A little bit of fun

This recent tweet:

from Ryg reminded me of another old story related to bitfields in C++. Consider the following piece of code:

typedef char BOOL;
...
// Some other file
struct SomeStruct
{
    BOOL m_something : 1;
    BOOL m_isVisible : 1;
    BOOL m_somethingElse : 1;
    BOOL m_someOtherStuff : 5;
    ... even more stuff
};
...
void SomeFunction(SomeStruct* s)
{
    if (s->m_isVisible == TRUE)
    {
        // Do something
        ...

That’s a very rough copy of fragment of codebase I worked with few years ago. Initially, all BOOLs in SomeStruct were individual member variables (not bitfields) and everything worked perfectly, world was beautiful.
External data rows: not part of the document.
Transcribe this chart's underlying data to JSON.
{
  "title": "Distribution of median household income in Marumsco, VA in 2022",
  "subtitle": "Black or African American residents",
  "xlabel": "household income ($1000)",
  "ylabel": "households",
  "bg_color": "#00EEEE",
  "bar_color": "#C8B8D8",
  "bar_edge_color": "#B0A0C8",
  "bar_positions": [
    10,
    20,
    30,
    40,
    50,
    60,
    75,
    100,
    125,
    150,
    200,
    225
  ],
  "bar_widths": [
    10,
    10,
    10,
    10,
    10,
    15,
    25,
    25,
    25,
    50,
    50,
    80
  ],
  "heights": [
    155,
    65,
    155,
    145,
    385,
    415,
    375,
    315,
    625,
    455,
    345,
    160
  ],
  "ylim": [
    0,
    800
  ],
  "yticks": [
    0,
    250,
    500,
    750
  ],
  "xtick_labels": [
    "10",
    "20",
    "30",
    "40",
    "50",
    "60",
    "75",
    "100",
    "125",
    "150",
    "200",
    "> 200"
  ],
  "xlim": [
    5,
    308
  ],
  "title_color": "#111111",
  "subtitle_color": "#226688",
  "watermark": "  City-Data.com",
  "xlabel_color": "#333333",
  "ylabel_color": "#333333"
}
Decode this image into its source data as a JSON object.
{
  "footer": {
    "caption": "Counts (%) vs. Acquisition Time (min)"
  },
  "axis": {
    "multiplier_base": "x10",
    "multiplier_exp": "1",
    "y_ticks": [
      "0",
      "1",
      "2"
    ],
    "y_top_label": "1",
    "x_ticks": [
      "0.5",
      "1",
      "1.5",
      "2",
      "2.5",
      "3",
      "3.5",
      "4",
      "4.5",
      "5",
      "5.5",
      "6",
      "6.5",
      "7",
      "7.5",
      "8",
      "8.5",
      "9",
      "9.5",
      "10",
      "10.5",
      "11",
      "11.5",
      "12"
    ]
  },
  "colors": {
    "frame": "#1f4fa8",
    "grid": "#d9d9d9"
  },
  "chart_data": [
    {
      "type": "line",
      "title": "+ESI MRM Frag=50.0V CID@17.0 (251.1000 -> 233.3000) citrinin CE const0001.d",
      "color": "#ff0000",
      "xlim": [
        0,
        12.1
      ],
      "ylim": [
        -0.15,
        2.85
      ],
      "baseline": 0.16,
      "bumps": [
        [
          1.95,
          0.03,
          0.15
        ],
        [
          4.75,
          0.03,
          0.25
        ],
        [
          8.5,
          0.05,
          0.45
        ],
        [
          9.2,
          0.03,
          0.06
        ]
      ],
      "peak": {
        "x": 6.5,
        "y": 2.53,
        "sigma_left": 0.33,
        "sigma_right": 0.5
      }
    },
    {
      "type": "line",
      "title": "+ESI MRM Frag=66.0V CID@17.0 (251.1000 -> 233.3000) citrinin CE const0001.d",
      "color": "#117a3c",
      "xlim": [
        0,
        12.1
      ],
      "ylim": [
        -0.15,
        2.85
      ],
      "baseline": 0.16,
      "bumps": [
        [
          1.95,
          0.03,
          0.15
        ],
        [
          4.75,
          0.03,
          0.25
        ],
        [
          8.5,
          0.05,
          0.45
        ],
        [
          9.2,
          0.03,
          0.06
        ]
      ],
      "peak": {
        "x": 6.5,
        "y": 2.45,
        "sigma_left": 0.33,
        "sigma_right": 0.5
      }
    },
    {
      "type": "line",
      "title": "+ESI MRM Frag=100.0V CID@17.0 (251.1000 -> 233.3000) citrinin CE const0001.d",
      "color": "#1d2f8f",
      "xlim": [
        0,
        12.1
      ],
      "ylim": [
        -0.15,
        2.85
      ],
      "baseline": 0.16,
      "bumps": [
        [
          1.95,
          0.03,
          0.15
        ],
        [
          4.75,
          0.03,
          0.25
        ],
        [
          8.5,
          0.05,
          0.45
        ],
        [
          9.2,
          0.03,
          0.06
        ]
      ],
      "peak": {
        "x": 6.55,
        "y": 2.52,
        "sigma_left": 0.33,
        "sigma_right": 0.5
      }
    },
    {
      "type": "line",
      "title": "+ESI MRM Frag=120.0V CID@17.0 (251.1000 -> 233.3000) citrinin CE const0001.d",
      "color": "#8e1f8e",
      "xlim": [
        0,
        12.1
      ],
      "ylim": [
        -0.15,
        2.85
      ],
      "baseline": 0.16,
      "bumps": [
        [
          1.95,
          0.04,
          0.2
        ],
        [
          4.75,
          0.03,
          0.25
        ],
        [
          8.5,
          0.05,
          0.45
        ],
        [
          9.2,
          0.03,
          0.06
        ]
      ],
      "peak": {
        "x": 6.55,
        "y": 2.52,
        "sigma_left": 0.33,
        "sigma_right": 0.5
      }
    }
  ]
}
Then, somewhen in the final stage of the project, we were trying to cut down the memory usage and someone converted all those BOOLs to bitfield. W00t! Instant savings, 1 byte instead of 4 (actual savings were bigger, but that’s not the point)! The only problem was, not long time later we started getting bug reports, some of our objects were rendering incorrectly. Can you spot a problem here?
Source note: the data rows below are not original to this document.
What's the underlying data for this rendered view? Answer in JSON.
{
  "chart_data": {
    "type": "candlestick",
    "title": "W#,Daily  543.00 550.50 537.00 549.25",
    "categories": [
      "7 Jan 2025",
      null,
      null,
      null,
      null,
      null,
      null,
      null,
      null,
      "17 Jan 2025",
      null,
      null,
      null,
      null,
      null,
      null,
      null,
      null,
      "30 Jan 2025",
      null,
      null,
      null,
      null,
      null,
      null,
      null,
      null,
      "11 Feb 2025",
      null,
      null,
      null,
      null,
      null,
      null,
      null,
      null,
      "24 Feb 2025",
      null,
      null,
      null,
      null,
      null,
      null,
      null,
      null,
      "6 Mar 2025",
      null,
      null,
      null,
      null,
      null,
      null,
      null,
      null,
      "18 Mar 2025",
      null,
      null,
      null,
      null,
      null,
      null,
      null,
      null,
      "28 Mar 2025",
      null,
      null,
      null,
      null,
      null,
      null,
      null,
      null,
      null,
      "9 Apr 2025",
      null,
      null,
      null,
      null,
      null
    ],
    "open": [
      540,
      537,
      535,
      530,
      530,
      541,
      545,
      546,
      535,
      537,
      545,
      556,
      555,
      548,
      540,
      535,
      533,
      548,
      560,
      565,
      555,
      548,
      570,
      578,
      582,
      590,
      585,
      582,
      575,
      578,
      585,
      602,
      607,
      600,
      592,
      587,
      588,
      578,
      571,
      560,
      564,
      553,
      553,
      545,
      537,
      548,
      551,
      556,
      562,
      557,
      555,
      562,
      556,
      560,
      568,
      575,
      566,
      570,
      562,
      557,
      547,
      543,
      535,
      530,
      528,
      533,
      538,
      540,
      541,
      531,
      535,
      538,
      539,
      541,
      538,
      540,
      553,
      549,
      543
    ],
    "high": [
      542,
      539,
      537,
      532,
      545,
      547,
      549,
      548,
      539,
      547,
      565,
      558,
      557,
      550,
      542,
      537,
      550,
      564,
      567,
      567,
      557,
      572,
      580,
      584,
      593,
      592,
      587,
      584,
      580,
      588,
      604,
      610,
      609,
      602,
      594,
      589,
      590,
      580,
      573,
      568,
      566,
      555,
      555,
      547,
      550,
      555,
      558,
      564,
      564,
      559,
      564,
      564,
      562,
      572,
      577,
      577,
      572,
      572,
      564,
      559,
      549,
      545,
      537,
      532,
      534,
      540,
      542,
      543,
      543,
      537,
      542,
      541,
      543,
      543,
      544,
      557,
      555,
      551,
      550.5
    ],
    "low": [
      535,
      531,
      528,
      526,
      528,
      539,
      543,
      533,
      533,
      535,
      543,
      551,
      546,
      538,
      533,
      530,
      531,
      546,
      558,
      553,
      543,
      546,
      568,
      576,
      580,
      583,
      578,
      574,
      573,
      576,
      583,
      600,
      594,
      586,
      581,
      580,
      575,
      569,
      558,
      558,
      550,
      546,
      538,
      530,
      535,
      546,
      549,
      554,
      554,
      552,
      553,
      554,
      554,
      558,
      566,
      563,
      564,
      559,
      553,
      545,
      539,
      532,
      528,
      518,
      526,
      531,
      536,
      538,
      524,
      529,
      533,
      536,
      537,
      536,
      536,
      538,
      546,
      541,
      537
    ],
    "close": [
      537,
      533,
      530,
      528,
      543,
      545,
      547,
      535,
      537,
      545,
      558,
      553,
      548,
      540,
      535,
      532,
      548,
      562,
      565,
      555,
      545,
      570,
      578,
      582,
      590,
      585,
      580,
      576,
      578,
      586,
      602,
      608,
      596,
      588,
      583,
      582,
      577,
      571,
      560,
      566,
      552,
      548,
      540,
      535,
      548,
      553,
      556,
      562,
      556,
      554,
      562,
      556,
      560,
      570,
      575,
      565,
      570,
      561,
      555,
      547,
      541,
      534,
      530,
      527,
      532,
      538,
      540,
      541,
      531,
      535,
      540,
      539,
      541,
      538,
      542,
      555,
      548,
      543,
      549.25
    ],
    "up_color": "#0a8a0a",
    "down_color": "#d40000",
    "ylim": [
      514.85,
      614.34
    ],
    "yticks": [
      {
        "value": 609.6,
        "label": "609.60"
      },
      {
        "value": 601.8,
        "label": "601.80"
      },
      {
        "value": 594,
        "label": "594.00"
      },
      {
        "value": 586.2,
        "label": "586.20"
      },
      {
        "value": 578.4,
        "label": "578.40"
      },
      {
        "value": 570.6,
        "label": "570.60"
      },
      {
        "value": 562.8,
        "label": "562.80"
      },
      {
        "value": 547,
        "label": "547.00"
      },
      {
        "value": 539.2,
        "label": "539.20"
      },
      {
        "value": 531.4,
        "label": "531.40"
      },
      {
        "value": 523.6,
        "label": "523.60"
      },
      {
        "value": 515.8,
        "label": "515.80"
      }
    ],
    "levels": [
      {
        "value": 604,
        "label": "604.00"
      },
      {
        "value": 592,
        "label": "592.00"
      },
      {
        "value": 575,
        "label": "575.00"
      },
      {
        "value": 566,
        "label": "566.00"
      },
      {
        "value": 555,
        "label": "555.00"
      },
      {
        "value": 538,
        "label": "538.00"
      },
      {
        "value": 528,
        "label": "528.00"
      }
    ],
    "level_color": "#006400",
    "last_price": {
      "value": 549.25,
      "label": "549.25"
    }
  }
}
So, I started debugging this issue and to my surprise found out that block of code inside ‘if’ in SomeFunction was never executed, even for objects with isVisible set to true! The root of the problem originated probably few more years back, when somebody else decided to introduce BOOL type. That was quite typical in code that was initially created in C, as it had no native bool. Even if it was later ported to C++, people sometimes didn’t bother with converting types (it worked, after all). Now, in MSVC char is signed by default (you have to use /J to change it). This means that even if this particular bit representing isVisible can be only 0 or 1 (it’s still just a bit, after all), after reading/converting compiler adds sign information, so it now becomes 0 or -1 -> the actual conversion looks like this:

mov         al,byte ptr [f]
shl         al,6
sar         al,7
movsx       ecx,al   ; ECX contains 'full' representation of isVisible

SomeFunction would still have worked correctly with just if (m_isVisible) test, but for unknown reasons it was testing explicitly against TRUE (1) (some people like to type too much, I guess). In this case, though, it actually turned out to be a good thing, as it allowed us to find it quickly…

Just for kicks, here’s how it looks for unsigned 1-byte types (like proper C++ bool or unsigned char):

mov         al,byte ptr [f]
shr         al,1
and         al,1
movzx       ecx,al

It was one of those situations that arise when various people modify code over the span of few years (and original author isn’t there anymore), I guess we just assumed that BOOL must be unsigned.

Old comments

dmytro 2011-04-03 07:38:55

Beatiful :)

Reg 2011-04-13 06:45:45

This is another argument for using an unsigned type, wherever we don’t need negative numbers, not signed int/short/char, as some programmers do by default.